En este punto sobreviene una pregunta insoslayable, que te la paso como un testigo. ¿Por qué razón o sinrazón esta gente tan entrañable, tan sensible, de tan buen gusto, con tan agudo sentido del ridículo, pudo no sólo tolerar sino sostener y aplaudir a un alevoso payaso como Mussolini? Que los alemanes (que siempre tuvieron su ladito autoritario) se hayan encandilado con otro lamentable clown, parece con todo menos chocante que el apoyo de los italianos al Duce. Mussolini fue como una caricatura del más risible de los personajes de la commedia dell’arte, y sin embargo tuvo su cuarto de hora (que duró más de veinte años) durante el cual fue apoyado por el mismo pueblo que produjo a Giotto, a Leonardo, al Dante, a Galileo. Misterio. No me atrevo a formular ninguna teoría; apenas dejo constancia de un asombro. Ayer regresamos a Madrid. Lo que más deseábamos era apoyar nuestras cabezas en unas almohadas que no fueran empedradas como las que tuvimos en el hotel de Roma. Allí nos consolábamos pensando que tal vez fueran trozos de la Via Appia Antica.

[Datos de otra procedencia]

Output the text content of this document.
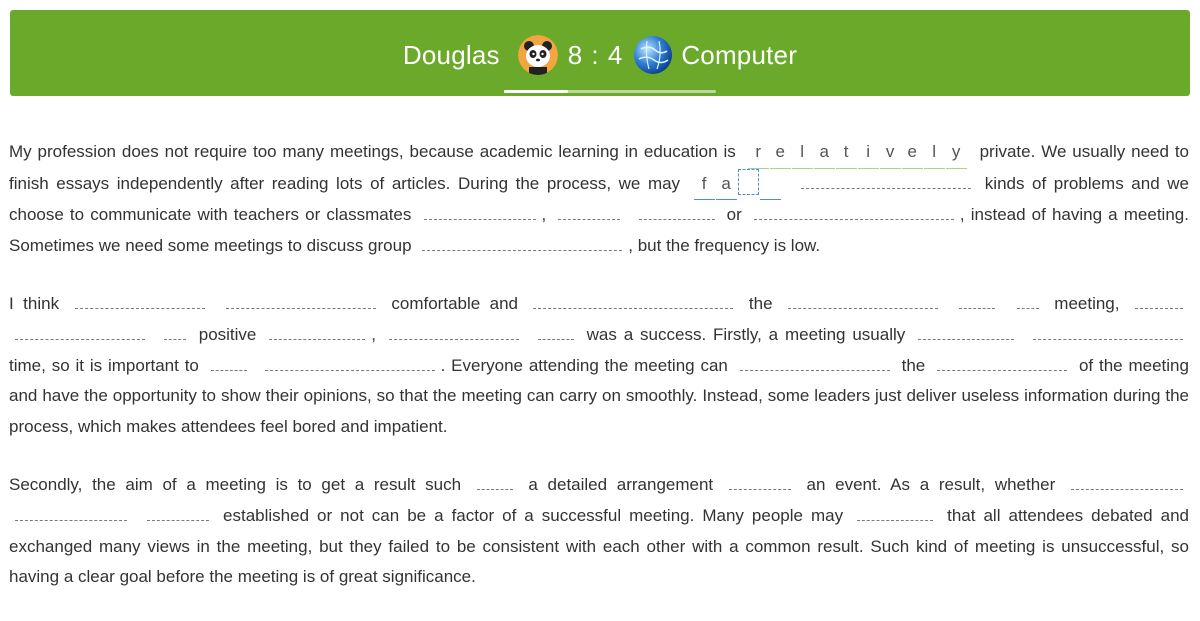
Douglas	8 : 4 Computer
My profession does not require too many meetings, because academic learning in education is	r e l a t	i v e l y	private. We usually need to finish essays independently after reading lots of articles. During the process, we may	f a

	kinds of problems and we choose to communicate with teachers or classmates	,	or	, instead of having a meeting. Sometimes we need some meetings to discuss group	, but the frequency is low.
I think	comfortable and	the	meeting,    positive	,	was a success. Firstly, a meeting usually   time, so it is important to	. Everyone attending the meeting can	the	of the meeting and have the opportunity to show their opinions, so that the meeting can carry on smoothly. Instead, some leaders just deliver useless information during the process, which makes attendees feel bored and impatient.
Secondly, the aim of a meeting is to get a result such	a detailed arrangement	an event. As a result, whether    established or not can be a factor of a successful meeting. Many people may	that all attendees debated and exchanged many views in the meeting, but they failed to be consistent with each other with a common result. Such kind of meeting is unsuccessful, so having a clear goal before the meeting is of great significance.
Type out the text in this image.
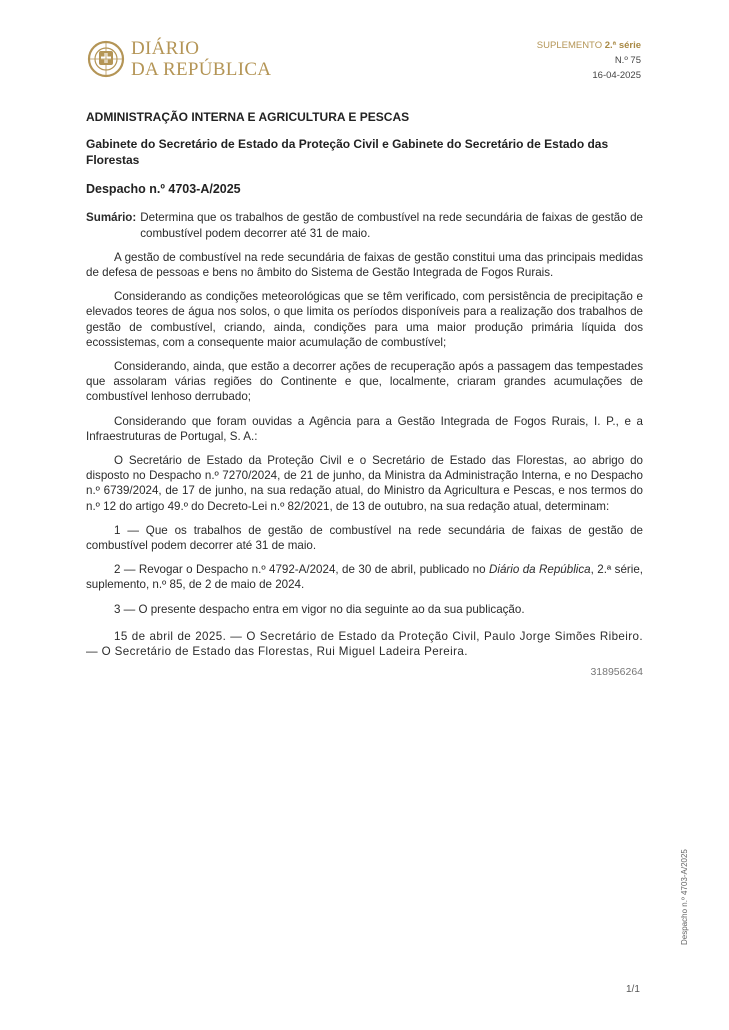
DIÁRIO
DA REPÚBLICA
SUPLEMENTO 2.ª série
N.º 75
16-04-2025

ADMINISTRAÇÃO INTERNA E AGRICULTURA E PESCAS

Gabinete do Secretário de Estado da Proteção Civil e Gabinete do Secretário de Estado das Florestas

Despacho n.º 4703-A/2025

Sumário: Determina que os trabalhos de gestão de combustível na rede secundária de faixas de gestão de combustível podem decorrer até 31 de maio.

A gestão de combustível na rede secundária de faixas de gestão constitui uma das principais medidas de defesa de pessoas e bens no âmbito do Sistema de Gestão Integrada de Fogos Rurais.

Considerando as condições meteorológicas que se têm verificado, com persistência de precipitação e elevados teores de água nos solos, o que limita os períodos disponíveis para a realização dos trabalhos de gestão de combustível, criando, ainda, condições para uma maior produção primária líquida dos ecossistemas, com a consequente maior acumulação de combustível;

Considerando, ainda, que estão a decorrer ações de recuperação após a passagem das tempestades que assolaram várias regiões do Continente e que, localmente, criaram grandes acumulações de combustível lenhoso derrubado;

Considerando que foram ouvidas a Agência para a Gestão Integrada de Fogos Rurais, I. P., e a Infraestruturas de Portugal, S. A.:

O Secretário de Estado da Proteção Civil e o Secretário de Estado das Florestas, ao abrigo do disposto no Despacho n.º 7270/2024, de 21 de junho, da Ministra da Administração Interna, e no Despacho n.º 6739/2024, de 17 de junho, na sua redação atual, do Ministro da Agricultura e Pescas, e nos termos do n.º 12 do artigo 49.º do Decreto-Lei n.º 82/2021, de 13 de outubro, na sua redação atual, determinam:

1 — Que os trabalhos de gestão de combustível na rede secundária de faixas de gestão de combustível podem decorrer até 31 de maio.

2 — Revogar o Despacho n.º 4792-A/2024, de 30 de abril, publicado no Diário da República, 2.ª série, suplemento, n.º 85, de 2 de maio de 2024.

3 — O presente despacho entra em vigor no dia seguinte ao da sua publicação.

15 de abril de 2025. — O Secretário de Estado da Proteção Civil, Paulo Jorge Simões Ribeiro. — O Secretário de Estado das Florestas, Rui Miguel Ladeira Pereira.

318956264

Despacho n.º 4703-A/2025
1/1
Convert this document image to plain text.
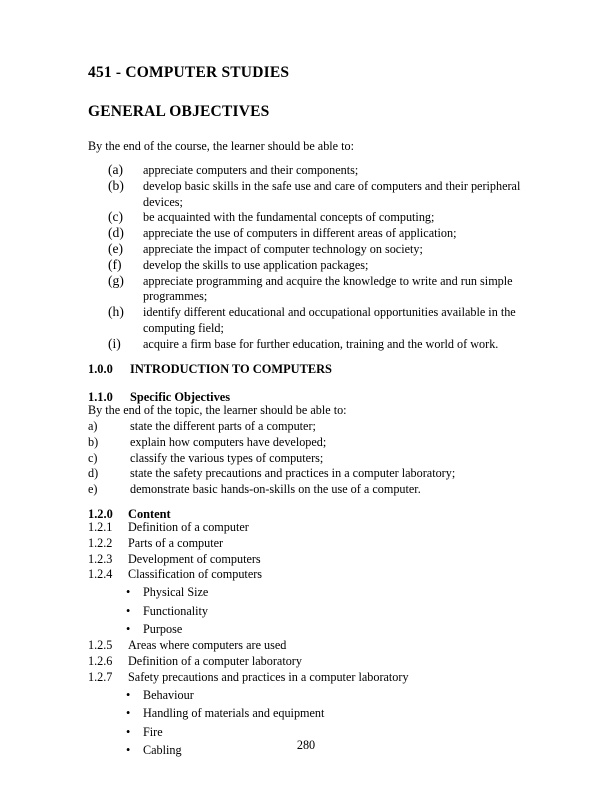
451 - COMPUTER STUDIES
GENERAL OBJECTIVES
By the end of the course, the learner should be able to:
(a) appreciate computers and their components;
(b) develop basic skills in the safe use and care of computers and their peripheral devices;
(c) be acquainted with the fundamental concepts of computing;
(d) appreciate the use of computers in different areas of application;
(e) appreciate the impact of computer technology on society;
(f) develop the skills to use application packages;
(g) appreciate programming and acquire the knowledge to write and run simple programmes;
(h) identify different educational and occupational opportunities available in the computing field;
(i) acquire a firm base for further education, training and the world of work.
1.0.0 INTRODUCTION TO COMPUTERS
1.1.0 Specific Objectives
By the end of the topic, the learner should be able to:
a)	state the different parts of a computer;
b)	explain how computers have developed;
c)	classify the various types of computers;
d)	state the safety precautions and practices in a computer laboratory;
e)	demonstrate basic hands-on-skills on the use of a computer.
1.2.0 Content
1.2.1 Definition of a computer
1.2.2 Parts of a computer
1.2.3 Development of computers
1.2.4 Classification of computers
• Physical Size
• Functionality
• Purpose
1.2.5 Areas where computers are used
1.2.6 Definition of a computer laboratory
1.2.7 Safety precautions and practices in a computer laboratory
• Behaviour
• Handling of materials and equipment
• Fire
• Cabling	280
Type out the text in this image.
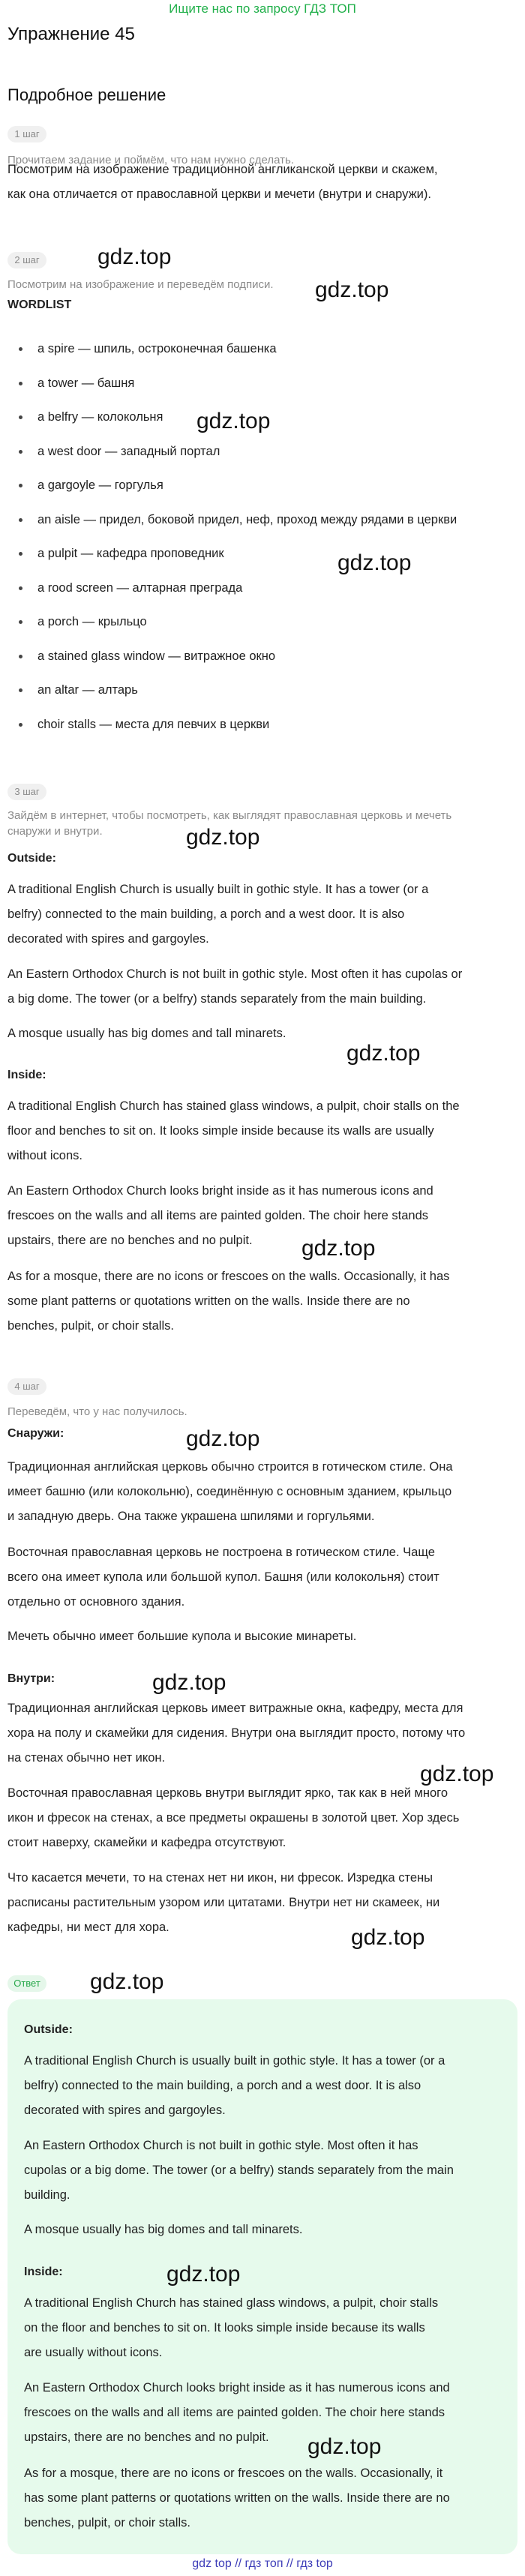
Ищите нас по запросу ГДЗ ТОП
Упражнение 45
Подробное решение
1 шаг
Прочитаем задание и поймём, что нам нужно сделать.
Посмотрим на изображение традиционной англиканской церкви и скажем,
как она отличается от православной церкви и мечети (внутри и снаружи).
2 шаг	gdz.top
gdz.top
Посмотрим на изображение и переведём подписи.
WORDLIST
a spire — шпиль, остроконечная башенка
a tower — башня
a belfry — колокольня
a west door — западный портал
a gargoyle — горгулья
an aisle — придел, боковой придел, неф, проход между рядами в церкви
a pulpit — кафедра проповедник
a rood screen — алтарная преграда
a porch — крыльцо
a stained glass window — витражное окно
an altar — алтарь
choir stalls — места для певчих в церкви
gdz.top
gdz.top
3 шаг
Зайдём в интернет, чтобы посмотреть, как выглядят православная церковь и мечеть
снаружи и внутри.
Outside:
gdz.top
A traditional English Church is usually built in gothic style. It has a tower (or a
belfry) connected to the main building, a porch and a west door. It is also
decorated with spires and gargoyles.
An Eastern Orthodox Church is not built in gothic style. Most often it has cupolas or
a big dome. The tower (or a belfry) stands separately from the main building.
A mosque usually has big domes and tall minarets.
gdz.top
Inside:
A traditional English Church has stained glass windows, a pulpit, choir stalls on the
floor and benches to sit on. It looks simple inside because its walls are usually
without icons.
An Eastern Orthodox Church looks bright inside as it has numerous icons and
frescoes on the walls and all items are painted golden. The choir here stands
upstairs, there are no benches and no pulpit.	gdz.top
As for a mosque, there are no icons or frescoes on the walls. Occasionally, it has
some plant patterns or quotations written on the walls. Inside there are no
benches, pulpit, or choir stalls.
4 шаг
Переведём, что у нас получилось.
Снаружи:	gdz.top
Традиционная английская церковь обычно строится в готическом стиле. Она
имеет башню (или колокольню), соединённую с основным зданием, крыльцо
и западную дверь. Она также украшена шпилями и горгульями.
Восточная православная церковь не построена в готическом стиле. Чаще
всего она имеет купола или большой купол. Башня (или колокольня) стоит
отдельно от основного здания.
Мечеть обычно имеет большие купола и высокие минареты.
Внутри:	gdz.top
Традиционная английская церковь имеет витражные окна, кафедру, места для
хора на полу и скамейки для сидения. Внутри она выглядит просто, потому что
на стенах обычно нет икон.
gdz.top
Восточная православная церковь внутри выглядит ярко, так как в ней много
икон и фресок на стенах, а все предметы окрашены в золотой цвет. Хор здесь
стоит наверху, скамейки и кафедра отсутствуют.
Что касается мечети, то на стенах нет ни икон, ни фресок. Изредка стены
расписаны растительным узором или цитатами. Внутри нет ни скамеек, ни
кафедры, ни мест для хора.	gdz.top
Ответ gdz.top
Outside:
A traditional English Church is usually built in gothic style. It has a tower (or a
belfry) connected to the main building, a porch and a west door. It is also
decorated with spires and gargoyles.
An Eastern Orthodox Church is not built in gothic style. Most often it has
cupolas or a big dome. The tower (or a belfry) stands separately from the main
building.
A mosque usually has big domes and tall minarets.
Inside:	gdz.top
A traditional English Church has stained glass windows, a pulpit, choir stalls
on the floor and benches to sit on. It looks simple inside because its walls
are usually without icons.
An Eastern Orthodox Church looks bright inside as it has numerous icons and
frescoes on the walls and all items are painted golden. The choir here stands
upstairs, there are no benches and no pulpit.	gdz.top
As for a mosque, there are no icons or frescoes on the walls. Occasionally, it
has some plant patterns or quotations written on the walls. Inside there are no
benches, pulpit, or choir stalls.
gdz top // гдз топ // гдз top
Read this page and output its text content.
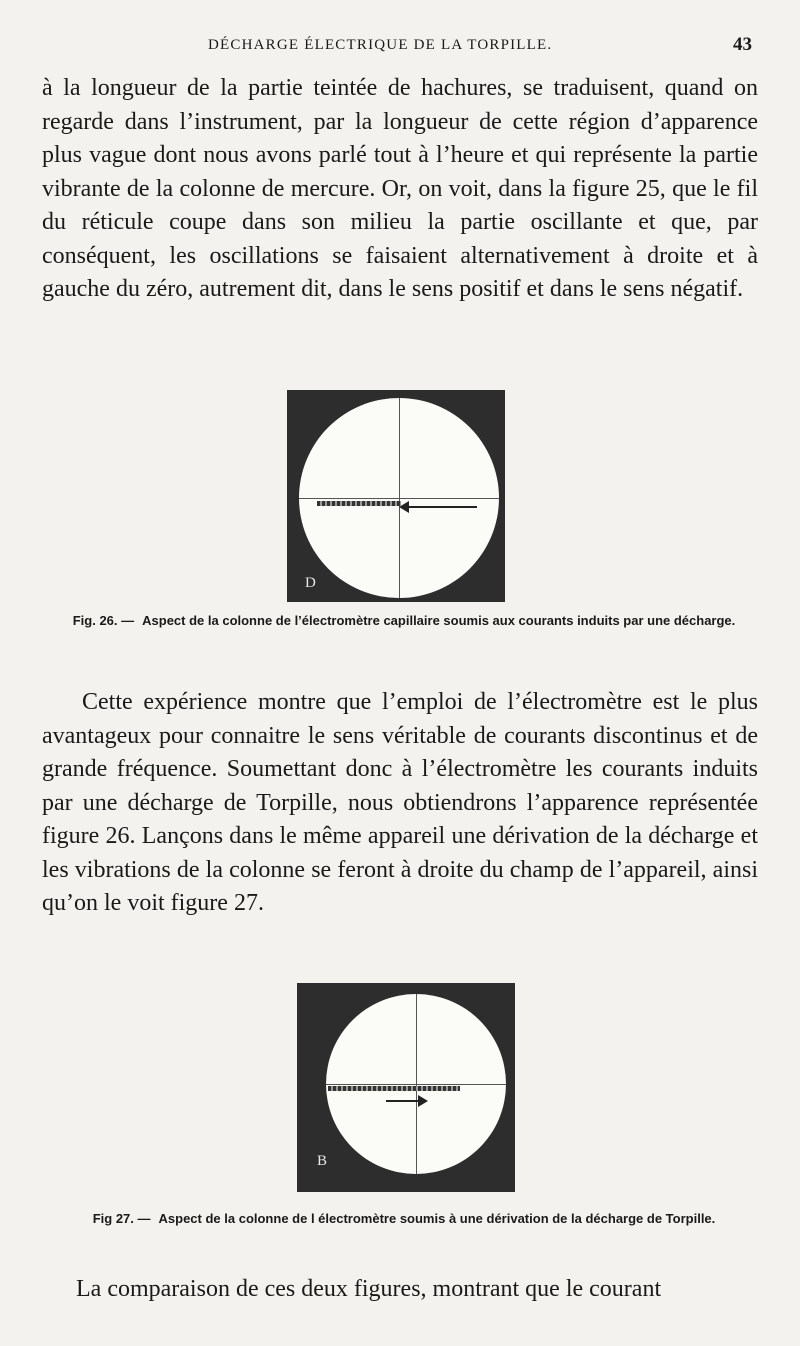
DÉCHARGE ÉLECTRIQUE DE LA TORPILLE.	43

à la longueur de la partie teintée de hachures, se traduisent, quand on regarde dans l’instrument, par la longueur de cette région d’apparence plus vague dont nous avons parlé tout à l’heure et qui représente la partie vibrante de la colonne de mercure. Or, on voit, dans la figure 25, que le fil du réticule coupe dans son milieu la partie oscillante et que, par conséquent, les oscillations se faisaient alternativement à droite et à gauche du zéro, autrement dit, dans le sens positif et dans le sens négatif.

D
Fig. 26. — Aspect de la colonne de l’électromètre capillaire soumis aux courants induits par une décharge.

Cette expérience montre que l’emploi de l’électromètre est le plus avantageux pour connaitre le sens véritable de courants discontinus et de grande fréquence. Soumettant donc à l’électromètre les courants induits par une décharge de Torpille, nous obtiendrons l’apparence représentée figure 26. Lançons dans le même appareil une dérivation de la décharge et les vibrations de la colonne se feront à droite du champ de l’appareil, ainsi qu’on le voit figure 27.

B
Fig 27. — Aspect de la colonne de l électromètre soumis à une dérivation de la décharge de Torpille.

La comparaison de ces deux figures, montrant que le courant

Camila vino entusiasmada con los romanos. En el avión me dijo confidencialmente que eran mucho más guapos que Esteban, su novio salmantino. «Pero a éste, ay mami, lo quiero.» Un argumento de peso, si los hay.

¿Qué opinas de mi crónica de viaje? Se parece más a eso que a una carta ¿no? No te ofendas, pero la verdad es que quería dejar anotadas mis impresiones romanas y vos fuiste el paganini. Sorry y abrazos, de Camila y Raquel.